Fifth, determine if there are any coincident lines, and how many there are that overlap for each slope and intercept.
> Coincidental_Lines
A_Column_1 A_Column_2 b Number_of_Overlapping_Lines
1 -3 1 -5 3
2 -5 1 -3 1
3 -2 1 0 2
4 -1 1 1 1
5 3 1 1 2
6 -1 1 2 1
7 2 1 4 1
Sixth, for coincident lines, find the coincident line that represents the fewest number of overlapping lines, and project the centroid onto that line to generate a new centroid. If there are more than one coincident lines that contain an equal number of overlapping lines like there are in this example, the new centroid will be the centroid of these projected points. (In the plots, the dashed lines may not appear perfectly perpendicular, and it's because the vertical and horizontal axis scales are a little off.)
Seventh, if there are coincident lines that contain more overlapping lines than there were in step six, project the centroid from step six onto these coincident lines which represent more overlapping lines to generate a new centroid. Continue projecting these new centroids onto coincident lines that represent more and more overlapping lines.
Eighth, if there is a tie - in other words, if there are multiple independent, separate lines that are duplicates - project the centroid onto all of them (as long as they are of the same magnitude - as long as they all contain the same number of overlapping lines), and then take the centroid of all of these projections. (I showed how to do this process in step six above.)
I've followed these steps with my example data, and the plots interspersed in the text above show each step. Here's the final centroid, which happens to be the projection of the second-order centroid onto the only third-order coincidental line.
Is this process valid? Are there better ways to go about solving this problem? I'm describing a general method, but I'm using it in conjunction with the Hough transform to determine lines of best fit when there are possibly multiple distinct lines in a plot of data.

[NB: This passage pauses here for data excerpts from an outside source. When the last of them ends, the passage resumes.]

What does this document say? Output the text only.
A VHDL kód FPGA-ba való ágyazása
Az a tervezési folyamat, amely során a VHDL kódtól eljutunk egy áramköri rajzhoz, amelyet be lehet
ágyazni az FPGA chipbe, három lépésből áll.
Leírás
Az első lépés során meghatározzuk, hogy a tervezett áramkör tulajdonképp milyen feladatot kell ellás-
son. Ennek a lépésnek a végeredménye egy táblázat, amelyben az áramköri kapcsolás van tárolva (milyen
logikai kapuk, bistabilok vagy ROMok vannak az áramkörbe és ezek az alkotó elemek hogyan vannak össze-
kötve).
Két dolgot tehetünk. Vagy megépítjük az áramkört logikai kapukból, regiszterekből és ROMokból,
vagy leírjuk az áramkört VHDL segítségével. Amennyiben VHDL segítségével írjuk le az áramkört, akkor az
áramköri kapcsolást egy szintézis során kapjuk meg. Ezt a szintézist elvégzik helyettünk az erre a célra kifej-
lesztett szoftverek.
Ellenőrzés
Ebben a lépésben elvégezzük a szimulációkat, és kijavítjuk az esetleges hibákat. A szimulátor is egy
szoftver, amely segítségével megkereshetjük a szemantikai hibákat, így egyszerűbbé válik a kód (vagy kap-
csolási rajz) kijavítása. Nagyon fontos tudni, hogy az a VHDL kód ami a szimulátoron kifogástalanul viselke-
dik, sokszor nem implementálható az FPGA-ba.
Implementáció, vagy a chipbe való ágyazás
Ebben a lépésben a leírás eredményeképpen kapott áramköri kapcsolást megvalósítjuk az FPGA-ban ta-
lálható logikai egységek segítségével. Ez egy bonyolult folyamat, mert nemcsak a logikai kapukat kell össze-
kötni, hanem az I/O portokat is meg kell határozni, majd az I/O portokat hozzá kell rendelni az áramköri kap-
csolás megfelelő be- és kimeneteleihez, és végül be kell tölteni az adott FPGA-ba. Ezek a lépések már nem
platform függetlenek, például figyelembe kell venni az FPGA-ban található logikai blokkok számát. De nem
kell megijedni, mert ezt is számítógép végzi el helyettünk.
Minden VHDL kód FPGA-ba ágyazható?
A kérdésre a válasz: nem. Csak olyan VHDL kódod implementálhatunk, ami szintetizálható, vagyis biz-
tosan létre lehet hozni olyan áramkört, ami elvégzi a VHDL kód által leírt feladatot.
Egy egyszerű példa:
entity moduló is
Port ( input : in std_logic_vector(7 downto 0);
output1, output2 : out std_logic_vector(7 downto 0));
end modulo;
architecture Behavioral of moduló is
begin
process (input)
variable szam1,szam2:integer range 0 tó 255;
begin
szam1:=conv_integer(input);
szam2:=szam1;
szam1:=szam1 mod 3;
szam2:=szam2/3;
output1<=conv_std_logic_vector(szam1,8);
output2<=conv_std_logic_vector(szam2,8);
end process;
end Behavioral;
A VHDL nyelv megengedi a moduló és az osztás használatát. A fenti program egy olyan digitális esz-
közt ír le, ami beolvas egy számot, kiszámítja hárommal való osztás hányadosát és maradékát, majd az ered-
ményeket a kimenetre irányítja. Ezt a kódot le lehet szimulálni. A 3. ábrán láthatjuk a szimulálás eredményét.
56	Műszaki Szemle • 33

Your method based on points of intersection has an issue of stability, at least when you have few lines. For example, if you slightly move 2 lines having similar slopes, their point of intersection can move far away, therefore oblige you to take different cases.
As you are asking for alternatives, I propose you to explore a completely different track by using median/medial (broken) lines ("MLL lines" as in my recent answer here) which could be considered as belonging to the category of regression lines, with a good stability due to median (compared to mean). How can this be done ? By building the "West-East" $MLL_{yx}$ line for the "regression" of $y$ with respect to $x$ ; then the "North-South" $MLL_{xy}$ line for the "regression" of $x$ with respect to $y$ ; the intersection of these lines provides another "center" for the family of lines. This center shouldn't be too sensible to slight changes in the lines' position, avoiding in this way to have to consider different cases.
Remark 1: the idea behind this point of intersection is the same as for "true" regression lines $y \ vs. \ x$ and $x \ vs. \ y$ whose intersection is the center of gravity of the set of points.
Remark 2: in the case of an even number 2n of lines, one can define 2 median lines ranked $n$ and $n+1$, do the same thing in the other direction, giving rise to an intersection which, instead of being a point, is a small quadrilateral, and finally take "a" center of this quadrilateral.
Remark 3: I have been working a lot with Hough Transform ; but, here, your question is mainly connected to statistics, which is not the domain in which H.T. could be well used.